Image: Victoria Ford/Penguin
A Nobel literature laureate, Pulitzer Prize winner, pugilist, decorated war hero, adventurer, heavy drinker, and cat lover, American writer Ernest Hemingway was a complex man who left his mark on the literary world. His no-frills prose and incisive point of view cemented him as one of the most influential writers of the 20th century – if not all time.
Spanning decades and continents, Hemingway’s writing encompasses a whole host of genres, from short stories to non-fiction to sweeping novels, many of them informed by his own life experiences and penchant for traditionally macho sports like big-game hunting, deep-sea fishing and bullfighting. We've distilled the best selection to get you started on his extensive body of work.
Where better place to start than the short story that saw Hemingway scoop the Pulitzer and Nobel Prize? Set along the coast of Cuba, The Old Man and the Sea is a tale of an old fisherman hell-bent on breaking his unlucky streak, his loyal apprentice, a giant fish and a battle against the unforgiving elements (including sharks). A many-layered story imbued with symbolism, it is primarily a stark yet tender depiction of the tumultuous, dangerous and physically demanding world of fishing – relayed through Hemingway's trademark narrative style and deceptively simple prose.
When Frederic Henry, an American lieutenant, and Catherine Barkley, a recently widowed English nurse, cross paths, they begin a slow-burn – but ultimately passionate – affair that is inextricably entwined with the chaos, pain and immense loss of the ongoing First World War. As much a great love story as a story about the Great War, A Farewell to Arms draws heavily from Hemingway's own experiences as a volunteer ambulance driver in Italy in 1918, where he fell in love with a Red Cross nurse.
Fiesta , known alternatively as The Sun Also Rises , was Hemingway's first major novel. It follows journalist Jake Barnes, his free-spirited socialite love interest Lady Brett Ashley and their friends from the glistening parties of 1920s Paris to the electrifying, sun-soaked bullfights of Pamplona and Madrid. A cynical, if sometimes dazzling, portrait of Hemingway's generation, Fiesta captures the hedonism, apathy and itinerancy that characterised the American expatriate circuit in post-World War I Europe.

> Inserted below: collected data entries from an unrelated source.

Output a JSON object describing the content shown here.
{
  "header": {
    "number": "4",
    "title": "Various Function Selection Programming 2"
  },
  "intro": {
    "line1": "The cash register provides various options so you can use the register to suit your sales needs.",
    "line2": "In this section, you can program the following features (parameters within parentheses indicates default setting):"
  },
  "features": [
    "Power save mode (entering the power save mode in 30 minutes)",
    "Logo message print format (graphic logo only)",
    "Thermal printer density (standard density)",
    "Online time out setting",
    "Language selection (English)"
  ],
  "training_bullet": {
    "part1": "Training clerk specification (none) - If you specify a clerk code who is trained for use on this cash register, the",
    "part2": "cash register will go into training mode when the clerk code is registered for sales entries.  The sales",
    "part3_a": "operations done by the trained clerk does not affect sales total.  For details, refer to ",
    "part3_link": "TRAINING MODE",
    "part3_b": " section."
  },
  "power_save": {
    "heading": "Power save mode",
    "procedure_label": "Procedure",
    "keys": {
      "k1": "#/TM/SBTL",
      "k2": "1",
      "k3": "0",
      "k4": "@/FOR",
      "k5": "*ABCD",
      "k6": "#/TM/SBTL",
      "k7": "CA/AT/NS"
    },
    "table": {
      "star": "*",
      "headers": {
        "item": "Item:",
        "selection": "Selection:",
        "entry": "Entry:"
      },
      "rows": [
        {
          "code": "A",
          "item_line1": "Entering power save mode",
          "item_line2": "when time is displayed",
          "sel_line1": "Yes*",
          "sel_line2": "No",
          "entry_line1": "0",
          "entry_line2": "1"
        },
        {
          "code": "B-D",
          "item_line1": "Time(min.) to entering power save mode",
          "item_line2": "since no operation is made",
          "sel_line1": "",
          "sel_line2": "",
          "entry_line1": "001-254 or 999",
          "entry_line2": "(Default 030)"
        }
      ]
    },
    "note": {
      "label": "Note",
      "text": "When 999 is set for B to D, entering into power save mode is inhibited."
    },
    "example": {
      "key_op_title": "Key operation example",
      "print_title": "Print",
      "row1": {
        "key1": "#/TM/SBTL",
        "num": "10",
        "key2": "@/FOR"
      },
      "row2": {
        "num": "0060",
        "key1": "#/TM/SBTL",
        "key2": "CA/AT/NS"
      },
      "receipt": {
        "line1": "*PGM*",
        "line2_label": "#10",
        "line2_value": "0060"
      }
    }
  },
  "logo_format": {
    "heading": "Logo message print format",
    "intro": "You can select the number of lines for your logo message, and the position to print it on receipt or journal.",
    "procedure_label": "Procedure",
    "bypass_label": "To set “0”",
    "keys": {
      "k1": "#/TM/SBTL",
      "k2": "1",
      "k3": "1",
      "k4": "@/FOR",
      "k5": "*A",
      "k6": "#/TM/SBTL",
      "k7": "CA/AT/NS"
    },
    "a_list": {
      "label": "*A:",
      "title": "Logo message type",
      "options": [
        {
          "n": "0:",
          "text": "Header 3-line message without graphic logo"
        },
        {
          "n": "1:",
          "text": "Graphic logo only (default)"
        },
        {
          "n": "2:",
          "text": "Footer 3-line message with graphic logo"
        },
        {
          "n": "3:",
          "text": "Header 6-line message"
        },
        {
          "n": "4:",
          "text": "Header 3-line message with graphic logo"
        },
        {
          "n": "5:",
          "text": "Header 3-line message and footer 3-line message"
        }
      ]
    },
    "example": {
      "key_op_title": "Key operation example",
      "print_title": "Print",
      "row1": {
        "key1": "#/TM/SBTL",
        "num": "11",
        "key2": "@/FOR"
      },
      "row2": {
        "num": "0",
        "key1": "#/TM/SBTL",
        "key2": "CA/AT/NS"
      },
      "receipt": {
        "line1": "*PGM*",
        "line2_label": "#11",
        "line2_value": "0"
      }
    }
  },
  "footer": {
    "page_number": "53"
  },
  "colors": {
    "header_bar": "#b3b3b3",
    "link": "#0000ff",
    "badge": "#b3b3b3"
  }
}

Tasked with the dangerous mission of blowing up a strategically important bridge behind fascist enemy lines in the Spanish Civil War, volunteer American soldier Robert Jordan joins a band of fellow Republican guerrilla fighters as, together, they travel through the mountains of the Spanish Sierra. Inspired by Hemingway's own time covering the Spanish Civil War as a journalist in 1937, For Whom the Bell Tolls is an epic, heartfelt story about a fascinating yet brutal and bloody chapter in Spain's history.
In addition to novels and short stories, Hemingway's oeuvre included clear-eyed and observant non-fiction about his travels and interests. Death in the Afternoon is a standout among them, at once a painstakingly catalogued deep-dive into the intense, heady world of bullfighting and a lyrical travelogue that paints an extraordinary picture of Spain's culture and landscape. Fans of Death in the Afternoon (or literary cocktails) may also be interested to know that Hemingway invented a drink of the same name: a rather potent combination of absinthe and champagne.
A Moveable Feast is Hemingway's memoir of his time spent in Paris in the 1920s, when he was still a fledgling writer, and the people he shared it with. It’s a love letter to the city that, he claims, “for the rest of your life, … stays with you,” with some of his best writing and anecdotes featuring a veritable who’s who of 20th Century literature – including F. Scott Fitzgerald , Gertrude Stein and Ezra Pound.
Many of the short stories in The Snows of Kilimanjaro are tales of adventure spanning Africa, Europe and America, but also vignettes of passion, intensity and tragedy: a couple stranded on safari due to a nasty case of gangrene; the drunken musings of a down-and-out bullfighter; and an American World War I veteran struggling to adjust to life back home. The collection also features our first introduction to Nick Adams, a recurring character in two dozen short stories by Hemingway whose coming of age and initiation into new cultures and experiences loosely mirrors the author’s own life.
In this collection of short stories, Hemingway imagines a world largely devoid of women's influence, where characters embody – and live out – a kind of undiluted masculinity. While many of the stories and characters are defined by typically macho realms like bullfighting, boxing, and shady gangsterdom, Men Without Women also touches on deeper themes like love, infidelity, mortality, and the fraught relationship between the sexes. In Hills Like White Elephants , he beautifully draws a vignette of a terse – and euphemistic – conversation between a couple as they wait for a train to Madrid.